Das ein Tier, im besten Fall sogar, früher stirbt als sein Mensch ist klar. Aber das es aus gesundheitlichen Gründen nicht sehr lange leben wird, ist bitter. Dabei dachte ich immer wir beide werden zusammen alt. Wie lange er noch bei mir bleiben darf, konnte mir die Ärztin nicht sagen. Das kommt darauf an wie schnell die Verdickungen wachsen und wie viel Flüssigkeit sich in seinem Körper und Organen ansammeln wird. Es können ein paar Monate sein, aber vielleicht noch ein paar Jahre. Ich hoffe, das Letztere tritt ein. Die Frage ob er Herzschmerzen hat, hat mir die Ärztin mit nein beantwortet. Trotzdem hat er Schmerzen und zwar an den Zähnen und ich möchte nicht, dass er das noch länger aushalten muss. Deshalb war meine Entscheidung für die Zahn-OP und der damit verbundenen Narkose schnell geklärt.

Vorgestern war ich bei der Blutdruckkontrolle und das blutdrucksenkende Medikament hat angeschlagen. Das Narkoserisiko hat sich verringert. Doch ein gewisses Risiko bleibt, speziell bei einem Herzpatienten, immer. Ich bete für meinen lieben Kater, dass er Montag, den 28. Juni gut übersteht. Wenn er wieder aufwacht, werde ich jedenfalls alles was mir möglich ist tun, damit er noch ein gutes Leben bei mir hat. Wir können deshalb sämtliche Daumendrücker gut gebrauchen.

Rassekatzen

Nun stellt sich sicher die Frage, ob ich nach meinen Erfahrungen empfehlen kann, sich eine Rassekatze zu kaufen. Trotz allen Problemen bereue ich keinen Tag mit meinem Tier. Sein Charakter ist so, wie es dieser Rasse zugeschrieben wird und ich es mir ausgesucht hatte. Eine Rasse wie Charly würde ich mir jedoch nicht mehr kaufen, denn sie ist in meinen Augen eine Qualzucht. Für meine Wohnung ist ein Freigänger ungeeignet und wenn es schon eine Rassekatze sein sollte dann würde ich auf eine seriöse Züchtung achten.
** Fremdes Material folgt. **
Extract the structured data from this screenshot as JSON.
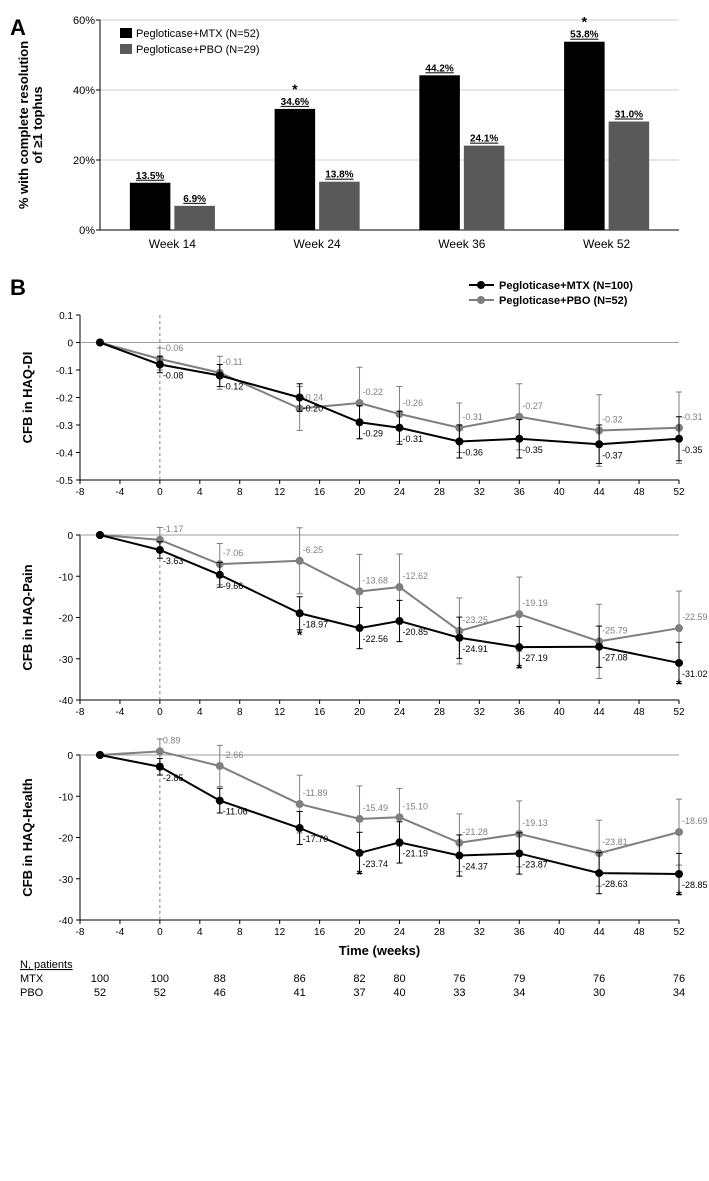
{
  "panelA": {
    "label": "A",
    "type": "bar",
    "ylabel": "% with complete resolution\nof ≥1 tophus",
    "categories": [
      "Week 14",
      "Week 24",
      "Week 36",
      "Week 52"
    ],
    "series": [
      {
        "name": "Pegloticase+MTX (N=52)",
        "color": "#000000",
        "values": [
          13.5,
          34.6,
          44.2,
          53.8
        ],
        "stars": [
          false,
          true,
          false,
          true
        ]
      },
      {
        "name": "Pegloticase+PBO (N=29)",
        "color": "#595959",
        "values": [
          6.9,
          13.8,
          24.1,
          31.0
        ],
        "stars": [
          false,
          false,
          false,
          false
        ]
      }
    ],
    "ylim": [
      0,
      60
    ],
    "ytick_step": 20,
    "bar_width": 0.35
  },
  "panelB": {
    "label": "B",
    "xlabel": "Time (weeks)",
    "xvalues": [
      -6,
      0,
      6,
      14,
      20,
      24,
      30,
      36,
      44,
      52
    ],
    "xlim": [
      -8,
      52
    ],
    "xtick_step": 4,
    "legend": [
      {
        "name": "Pegloticase+MTX (N=100)",
        "color": "#000000"
      },
      {
        "name": "Pegloticase+PBO (N=52)",
        "color": "#7f7f7f"
      }
    ],
    "charts": [
      {
        "ylabel": "CFB in HAQ-DI",
        "ylim": [
          -0.5,
          0.1
        ],
        "yticks": [
          -0.5,
          -0.4,
          -0.3,
          -0.2,
          -0.1,
          0,
          0.1
        ],
        "mtx": {
          "y": [
            0,
            -0.08,
            -0.12,
            -0.2,
            -0.29,
            -0.31,
            -0.36,
            -0.35,
            -0.37,
            -0.35
          ],
          "err": [
            0,
            0.03,
            0.04,
            0.05,
            0.06,
            0.06,
            0.06,
            0.07,
            0.07,
            0.08
          ],
          "labels": [
            "",
            "-0.08",
            "-0.12",
            "-0.20",
            "-0.29",
            "-0.31",
            "-0.36",
            "-0.35",
            "-0.37",
            "-0.35"
          ],
          "stars": [
            false,
            false,
            false,
            false,
            false,
            false,
            false,
            false,
            false,
            false
          ]
        },
        "pbo": {
          "y": [
            0,
            -0.06,
            -0.11,
            -0.24,
            -0.22,
            -0.26,
            -0.31,
            -0.27,
            -0.32,
            -0.31
          ],
          "err": [
            0,
            0.04,
            0.06,
            0.08,
            0.13,
            0.1,
            0.09,
            0.12,
            0.13,
            0.13
          ],
          "labels": [
            "",
            "-0.06",
            "-0.11",
            "-0.24",
            "-0.22",
            "-0.26",
            "-0.31",
            "-0.27",
            "-0.32",
            "-0.31"
          ],
          "stars": [
            false,
            false,
            false,
            false,
            false,
            false,
            false,
            false,
            false,
            false
          ]
        }
      },
      {
        "ylabel": "CFB in HAQ-Pain",
        "ylim": [
          -40,
          0
        ],
        "yticks": [
          -40,
          -30,
          -20,
          -10,
          0
        ],
        "mtx": {
          "y": [
            0,
            -3.63,
            -9.66,
            -18.97,
            -22.56,
            -20.85,
            -24.91,
            -27.19,
            -27.08,
            -31.02
          ],
          "err": [
            0,
            2,
            3,
            4,
            5,
            5,
            5,
            5,
            5,
            5
          ],
          "labels": [
            "",
            "-3.63",
            "-9.66",
            "-18.97",
            "-22.56",
            "-20.85",
            "-24.91",
            "-27.19",
            "-27.08",
            "-31.02"
          ],
          "stars": [
            false,
            false,
            false,
            true,
            false,
            false,
            false,
            true,
            false,
            true
          ]
        },
        "pbo": {
          "y": [
            0,
            -1.17,
            -7.06,
            -6.25,
            -13.68,
            -12.62,
            -23.25,
            -19.19,
            -25.79,
            -22.59
          ],
          "err": [
            0,
            3,
            5,
            8,
            9,
            8,
            8,
            9,
            9,
            9
          ],
          "labels": [
            "",
            "-1.17",
            "-7.06",
            "-6.25",
            "-13.68",
            "-12.62",
            "-23.25",
            "-19.19",
            "-25.79",
            "-22.59"
          ],
          "stars": [
            false,
            false,
            false,
            false,
            false,
            false,
            false,
            false,
            false,
            false
          ]
        }
      },
      {
        "ylabel": "CFB in HAQ-Health",
        "ylim": [
          -40,
          0
        ],
        "yticks": [
          -40,
          -30,
          -20,
          -10,
          0
        ],
        "mtx": {
          "y": [
            0,
            -2.85,
            -11.06,
            -17.7,
            -23.74,
            -21.19,
            -24.37,
            -23.87,
            -28.63,
            -28.85
          ],
          "err": [
            0,
            2,
            3,
            4,
            5,
            5,
            5,
            5,
            5,
            5
          ],
          "labels": [
            "",
            "-2.85",
            "-11.06",
            "-17.70",
            "-23.74",
            "-21.19",
            "-24.37",
            "-23.87",
            "-28.63",
            "-28.85"
          ],
          "stars": [
            false,
            false,
            false,
            false,
            true,
            false,
            false,
            false,
            false,
            true
          ]
        },
        "pbo": {
          "y": [
            0,
            0.89,
            -2.66,
            -11.89,
            -15.49,
            -15.1,
            -21.28,
            -19.13,
            -23.81,
            -18.69
          ],
          "err": [
            0,
            3,
            5,
            7,
            8,
            7,
            7,
            8,
            8,
            8
          ],
          "labels": [
            "",
            "0.89",
            "-2.66",
            "-11.89",
            "-15.49",
            "-15.10",
            "-21.28",
            "-19.13",
            "-23.81",
            "-18.69"
          ],
          "stars": [
            false,
            false,
            false,
            false,
            false,
            false,
            false,
            false,
            false,
            false
          ]
        }
      }
    ],
    "patient_table": {
      "header": "N, patients",
      "xvalues": [
        -6,
        0,
        6,
        14,
        20,
        24,
        30,
        36,
        44,
        52
      ],
      "rows": [
        {
          "label": "MTX",
          "values": [
            100,
            100,
            88,
            86,
            82,
            80,
            76,
            79,
            76,
            76
          ]
        },
        {
          "label": "PBO",
          "values": [
            52,
            52,
            46,
            41,
            37,
            40,
            33,
            34,
            30,
            34
          ]
        }
      ]
    }
  }
}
Wie erkennt man einen seriösen Züchter? Er zeigt unaufgefordert immer die Mutterkatze und die Geschwister und beantwortet auch kritische Fragen, beispielsweise wie häufig die Mutterkatze gedeckt wird. Wenn der Züchter ausweicht, kann man davon ausgehen, dass man noch genauer hinschauen sollte. Die Zuchtpapiere und der Impfausweis mit gültigen Impfungen müssen vorhanden sein. Ein Züchter möchte immer den Interessenten persönlich kennenlerne und bietet seinen Kontakt für weitere Fragen und Problemen auch nach dem Kauf an.

Als ich Charly kaufte, war ich noch zu unerfahren um genau nachzufragen. Heute weiß ich, dass mich die Züchterin nicht wirklich gut aufgeklärt hatte. Ich denke, sie wusste bereits damals, dass Charly ein Sorgenkind werden könnte. Ein Katzenwelpe sollte nach 8 Wochen die erste Impfung für die Grundimmunisierung erhalten. Das ist bei Charly auch nicht geschehen. Vielen Hobbyzüchtern oder noch schlimmer „Vermehrern“ geht es in erster Linie nur darum schnell viel Geld zu verdienen. Leider steht das Wohl der Tiere oft erst an zweiter Stelle.